İlk yarı ile ilgili tek kelime yazmak istemiyorum.
Zemin çok kötüydü, kabul etmek gerekir ama bu kadar kötü bir oyunun tek gerekçesi olamazdı.
Ankaragücü’nü 7 yıldır yakından takip ederim, hiçbir döneminde bu kadar utanılacak bir futbol oynadığını görmemiştim.
İlk 45 dakikada onu da gösterdi Ömer Erdoğan’ın takımı bize.
İlk yarı istatistikleri ile ilgili en az 20-30 mesaj geldi telefonuma ya da sosyal medya hesaplarıma.
Tek bir şut atamadı, tek bir gol pozisyonuna giremedi, tek bir atak dahi yapamadı koskoca 45 dakikada Ankaragücü.
Son yıllarda xG yani gol beklentisi diye bir terim girdi futbol literatürüne.
0,001 bile değildi, Ankaragücü’nün ilk yarıdaki gol beklentisi.
Sadece 0’dı.
İnanın, ligin en iyi futbolunu oynadığı iddia edilen Fenerbahçe, bir amatör takımla maç yapsın, o maçta bile amatör takımın gol beklentisi 0 olmaz.

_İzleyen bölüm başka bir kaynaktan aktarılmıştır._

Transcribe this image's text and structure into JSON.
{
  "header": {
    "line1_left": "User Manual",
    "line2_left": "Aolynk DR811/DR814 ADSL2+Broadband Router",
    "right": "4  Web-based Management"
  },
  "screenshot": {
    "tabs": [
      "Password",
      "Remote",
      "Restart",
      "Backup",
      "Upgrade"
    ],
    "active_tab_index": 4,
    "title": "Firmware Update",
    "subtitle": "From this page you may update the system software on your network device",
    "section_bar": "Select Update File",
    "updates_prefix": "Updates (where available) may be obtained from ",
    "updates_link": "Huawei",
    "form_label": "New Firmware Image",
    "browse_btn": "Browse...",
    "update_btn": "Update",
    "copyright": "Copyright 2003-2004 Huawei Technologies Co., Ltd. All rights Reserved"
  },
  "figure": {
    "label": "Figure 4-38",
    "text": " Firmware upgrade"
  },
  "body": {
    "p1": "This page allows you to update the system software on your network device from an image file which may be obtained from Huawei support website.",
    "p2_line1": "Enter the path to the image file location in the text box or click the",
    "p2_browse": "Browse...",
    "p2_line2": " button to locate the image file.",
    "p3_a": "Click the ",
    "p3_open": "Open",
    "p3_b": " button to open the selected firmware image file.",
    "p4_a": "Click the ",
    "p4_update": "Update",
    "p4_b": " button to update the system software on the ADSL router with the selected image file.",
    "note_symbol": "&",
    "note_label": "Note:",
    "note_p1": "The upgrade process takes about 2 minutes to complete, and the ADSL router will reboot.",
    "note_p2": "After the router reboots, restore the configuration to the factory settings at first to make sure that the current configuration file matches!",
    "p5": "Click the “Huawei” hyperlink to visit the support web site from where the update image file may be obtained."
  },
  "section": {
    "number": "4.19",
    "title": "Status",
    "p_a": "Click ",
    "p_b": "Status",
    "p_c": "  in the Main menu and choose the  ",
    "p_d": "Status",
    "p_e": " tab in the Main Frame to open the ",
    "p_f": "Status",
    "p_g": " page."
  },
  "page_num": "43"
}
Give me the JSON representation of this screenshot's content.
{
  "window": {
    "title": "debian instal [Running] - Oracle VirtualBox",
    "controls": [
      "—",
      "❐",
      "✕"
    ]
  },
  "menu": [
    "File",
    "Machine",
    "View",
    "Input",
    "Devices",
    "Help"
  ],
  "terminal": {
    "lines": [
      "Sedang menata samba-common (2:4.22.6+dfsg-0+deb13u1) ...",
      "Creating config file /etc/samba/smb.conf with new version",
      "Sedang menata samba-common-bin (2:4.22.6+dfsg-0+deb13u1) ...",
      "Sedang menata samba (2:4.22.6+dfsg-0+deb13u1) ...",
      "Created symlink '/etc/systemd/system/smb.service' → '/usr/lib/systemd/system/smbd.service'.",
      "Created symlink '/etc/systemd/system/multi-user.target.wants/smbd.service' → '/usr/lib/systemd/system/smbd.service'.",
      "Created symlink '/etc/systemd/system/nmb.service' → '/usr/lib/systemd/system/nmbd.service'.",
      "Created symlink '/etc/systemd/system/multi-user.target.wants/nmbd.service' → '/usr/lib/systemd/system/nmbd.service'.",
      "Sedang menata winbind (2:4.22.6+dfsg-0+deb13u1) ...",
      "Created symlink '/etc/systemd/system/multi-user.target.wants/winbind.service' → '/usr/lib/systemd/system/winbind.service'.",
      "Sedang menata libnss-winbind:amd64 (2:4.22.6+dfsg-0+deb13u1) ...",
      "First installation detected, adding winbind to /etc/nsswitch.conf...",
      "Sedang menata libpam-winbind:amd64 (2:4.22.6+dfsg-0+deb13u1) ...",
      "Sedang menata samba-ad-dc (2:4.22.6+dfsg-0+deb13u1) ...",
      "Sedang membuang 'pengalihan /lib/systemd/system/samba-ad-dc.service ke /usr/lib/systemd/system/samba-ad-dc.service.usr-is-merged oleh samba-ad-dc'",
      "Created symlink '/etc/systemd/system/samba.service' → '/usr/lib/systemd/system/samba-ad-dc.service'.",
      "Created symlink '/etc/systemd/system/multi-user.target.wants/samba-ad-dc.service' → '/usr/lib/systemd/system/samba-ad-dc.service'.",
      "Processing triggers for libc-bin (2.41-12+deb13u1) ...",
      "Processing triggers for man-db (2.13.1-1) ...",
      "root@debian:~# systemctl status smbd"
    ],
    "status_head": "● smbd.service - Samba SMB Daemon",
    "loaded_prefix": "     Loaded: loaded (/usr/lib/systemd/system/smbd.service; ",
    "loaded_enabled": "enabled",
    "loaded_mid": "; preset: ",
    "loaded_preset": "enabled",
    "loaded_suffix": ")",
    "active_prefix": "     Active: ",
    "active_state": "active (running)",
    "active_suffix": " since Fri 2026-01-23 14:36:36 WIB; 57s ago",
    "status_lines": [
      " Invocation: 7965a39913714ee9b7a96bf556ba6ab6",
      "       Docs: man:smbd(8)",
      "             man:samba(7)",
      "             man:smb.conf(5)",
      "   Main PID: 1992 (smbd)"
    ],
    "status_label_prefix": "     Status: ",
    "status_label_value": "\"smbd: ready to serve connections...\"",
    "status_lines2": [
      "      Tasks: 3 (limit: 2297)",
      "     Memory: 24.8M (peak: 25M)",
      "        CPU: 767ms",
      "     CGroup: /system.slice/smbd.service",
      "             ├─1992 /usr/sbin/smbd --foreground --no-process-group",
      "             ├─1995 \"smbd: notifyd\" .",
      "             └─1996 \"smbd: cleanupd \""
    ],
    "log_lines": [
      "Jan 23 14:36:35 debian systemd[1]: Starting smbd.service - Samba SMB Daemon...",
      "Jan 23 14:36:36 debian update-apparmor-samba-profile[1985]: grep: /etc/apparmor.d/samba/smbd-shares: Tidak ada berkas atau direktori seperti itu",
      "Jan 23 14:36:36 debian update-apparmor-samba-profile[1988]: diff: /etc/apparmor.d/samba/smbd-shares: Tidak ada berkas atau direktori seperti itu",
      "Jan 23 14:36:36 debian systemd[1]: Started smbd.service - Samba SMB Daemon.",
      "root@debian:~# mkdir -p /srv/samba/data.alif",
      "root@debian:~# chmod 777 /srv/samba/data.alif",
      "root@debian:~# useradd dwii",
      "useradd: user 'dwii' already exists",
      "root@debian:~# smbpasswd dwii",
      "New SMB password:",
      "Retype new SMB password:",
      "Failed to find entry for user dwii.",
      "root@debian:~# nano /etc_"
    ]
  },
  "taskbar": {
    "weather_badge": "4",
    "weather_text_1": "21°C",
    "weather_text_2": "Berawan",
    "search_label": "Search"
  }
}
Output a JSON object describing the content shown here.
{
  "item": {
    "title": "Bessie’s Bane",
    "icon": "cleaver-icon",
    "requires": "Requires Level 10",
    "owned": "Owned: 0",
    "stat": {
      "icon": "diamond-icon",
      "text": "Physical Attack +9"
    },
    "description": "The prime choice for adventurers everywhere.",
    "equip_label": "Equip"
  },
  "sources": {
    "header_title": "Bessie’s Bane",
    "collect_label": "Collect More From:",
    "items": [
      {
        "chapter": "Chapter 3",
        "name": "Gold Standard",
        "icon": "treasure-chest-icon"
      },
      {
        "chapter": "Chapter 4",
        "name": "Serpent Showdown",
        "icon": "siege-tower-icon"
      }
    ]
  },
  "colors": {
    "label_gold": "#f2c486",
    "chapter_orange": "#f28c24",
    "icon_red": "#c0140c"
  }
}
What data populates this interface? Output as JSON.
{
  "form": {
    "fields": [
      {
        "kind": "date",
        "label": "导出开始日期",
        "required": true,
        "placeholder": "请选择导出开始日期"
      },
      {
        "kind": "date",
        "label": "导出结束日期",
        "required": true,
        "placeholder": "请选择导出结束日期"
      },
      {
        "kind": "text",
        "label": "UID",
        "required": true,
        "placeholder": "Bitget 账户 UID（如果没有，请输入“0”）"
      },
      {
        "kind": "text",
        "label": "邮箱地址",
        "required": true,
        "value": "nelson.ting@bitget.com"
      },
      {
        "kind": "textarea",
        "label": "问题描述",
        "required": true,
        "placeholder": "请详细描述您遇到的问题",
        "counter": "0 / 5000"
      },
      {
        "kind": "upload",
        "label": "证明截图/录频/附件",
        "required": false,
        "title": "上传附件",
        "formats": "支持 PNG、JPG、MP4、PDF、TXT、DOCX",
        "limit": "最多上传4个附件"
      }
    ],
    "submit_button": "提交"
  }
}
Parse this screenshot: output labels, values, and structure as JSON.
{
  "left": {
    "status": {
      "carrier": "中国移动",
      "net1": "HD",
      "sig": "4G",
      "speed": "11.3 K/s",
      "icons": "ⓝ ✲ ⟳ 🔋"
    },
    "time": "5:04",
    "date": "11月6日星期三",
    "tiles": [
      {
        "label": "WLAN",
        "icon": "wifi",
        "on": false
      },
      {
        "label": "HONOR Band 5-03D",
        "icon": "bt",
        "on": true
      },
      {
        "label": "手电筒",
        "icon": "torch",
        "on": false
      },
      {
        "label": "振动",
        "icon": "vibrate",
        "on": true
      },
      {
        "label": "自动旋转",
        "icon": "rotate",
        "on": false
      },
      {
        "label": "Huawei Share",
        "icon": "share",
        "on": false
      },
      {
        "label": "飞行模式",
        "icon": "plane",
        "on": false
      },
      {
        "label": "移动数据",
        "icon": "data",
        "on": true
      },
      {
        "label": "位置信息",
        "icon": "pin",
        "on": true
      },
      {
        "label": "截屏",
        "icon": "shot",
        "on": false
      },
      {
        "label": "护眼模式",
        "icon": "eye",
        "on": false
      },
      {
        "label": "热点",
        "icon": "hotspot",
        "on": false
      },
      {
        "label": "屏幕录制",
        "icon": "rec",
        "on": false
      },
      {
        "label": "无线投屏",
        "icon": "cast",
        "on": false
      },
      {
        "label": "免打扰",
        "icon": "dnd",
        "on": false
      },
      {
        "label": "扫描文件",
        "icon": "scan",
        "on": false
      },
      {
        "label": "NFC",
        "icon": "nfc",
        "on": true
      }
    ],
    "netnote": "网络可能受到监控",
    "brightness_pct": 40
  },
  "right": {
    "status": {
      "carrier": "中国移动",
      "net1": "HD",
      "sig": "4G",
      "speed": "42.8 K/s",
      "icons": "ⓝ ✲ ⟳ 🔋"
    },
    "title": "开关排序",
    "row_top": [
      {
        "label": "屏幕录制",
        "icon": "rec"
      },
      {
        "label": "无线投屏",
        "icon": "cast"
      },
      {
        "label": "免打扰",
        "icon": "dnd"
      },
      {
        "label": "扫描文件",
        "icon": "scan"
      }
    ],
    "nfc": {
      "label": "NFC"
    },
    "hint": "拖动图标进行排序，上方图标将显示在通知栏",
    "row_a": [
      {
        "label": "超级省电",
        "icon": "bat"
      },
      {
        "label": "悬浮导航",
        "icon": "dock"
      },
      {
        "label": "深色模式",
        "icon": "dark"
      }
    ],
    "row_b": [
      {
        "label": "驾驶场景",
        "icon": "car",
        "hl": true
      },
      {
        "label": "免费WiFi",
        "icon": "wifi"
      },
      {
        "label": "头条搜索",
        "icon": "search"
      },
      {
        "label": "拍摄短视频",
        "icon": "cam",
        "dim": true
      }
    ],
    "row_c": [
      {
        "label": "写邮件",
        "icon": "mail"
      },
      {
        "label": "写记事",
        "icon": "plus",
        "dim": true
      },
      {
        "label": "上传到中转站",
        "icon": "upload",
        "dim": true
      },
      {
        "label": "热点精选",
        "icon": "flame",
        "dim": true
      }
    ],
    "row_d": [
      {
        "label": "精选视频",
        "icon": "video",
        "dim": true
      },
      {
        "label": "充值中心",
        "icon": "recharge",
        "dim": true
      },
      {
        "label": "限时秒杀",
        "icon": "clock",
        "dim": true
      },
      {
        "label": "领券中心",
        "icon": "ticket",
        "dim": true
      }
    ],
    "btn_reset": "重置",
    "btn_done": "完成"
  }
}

Neyse ki geçen haftanın en kötüsü kaleci Gökhan Akkan bu kez yıldızlaştı da Ankaragücü tarihi farktan kurtuldu, ilk 45 dakikada.
İlk yarıdaki utanç futbolunun tek suçlusu Yasin Güreler olarak görülmüş olacak ki ikinci yarı stopere Atakan alındı, Nihad Mujakic ise sol beke çekildi.
Atakan Çankaya görevini başarıyla yerine getirdi, Nihad Mujakic de yerini yadırgamadı.
Bu değişiklikle Serginho tarafından otobana çevrilen, arkaya atılan her topun gol pozisyonuna dönüştüğü bu kanat, rakip ataklarına bir nebze kapatıldı.
Cılızda olsa ilk şutunu 48. dakikada atan Ankaragücü, rakibin Real Madrid, Manchester City olmadığını bu takıma karşı ofansif futbol da oynanabileceğini idrak etmiş oldu.
Bu dakikadan sonra bir takımın isterse bahanelere sığınmayıp Çotanak Stadı’nın bozuk zemininde de futbol oynayabileceğini gördük.
Karşılıklı ataklarla geçen bu yarıda, iki takım da ofansif anlamda son derece başarılı aksiyonlara imza attılar.
İki takımda maçı kazanabilirdi ama ikinci yarıdaki futbolun hakkı beraberlikti.
Hakemliğini her zaman tartışmalı bulduğum Suat Aslanboğa da kaleci Gökhan Akkan gibi kariyer maçını çıkardı diyebiliriz.
Gördüğünü çaldı, VAR’a iş bırakmadı.
Artık dillere pelesenk olduğu için tekrarlamaktan yorulduğumuz Ömer Erdoğan’ın tercih hataları bu maça da damgasını vurdu.
Jese’yi sol kanatta ilk 11 oynatma sevdası, Ömer Erdoğan’a pahalıya patlayacak gibi görünüyor.
Sezona sol kanatta fırtına gibi başlayan Beridze, sağda sıradan bir oyuncuya dönüştü.
İstanbulspor maçının yıldızı Emre Kılınç, 10 numarada son derece etkisiz kalıyor.
Taylan Antalyalı, Tolga Ciğerci ikilisi sadece defansif anlamda merkezi kapatmaya yarıyor, ofansif olarak bu ikili takıma katkı sunamıyor.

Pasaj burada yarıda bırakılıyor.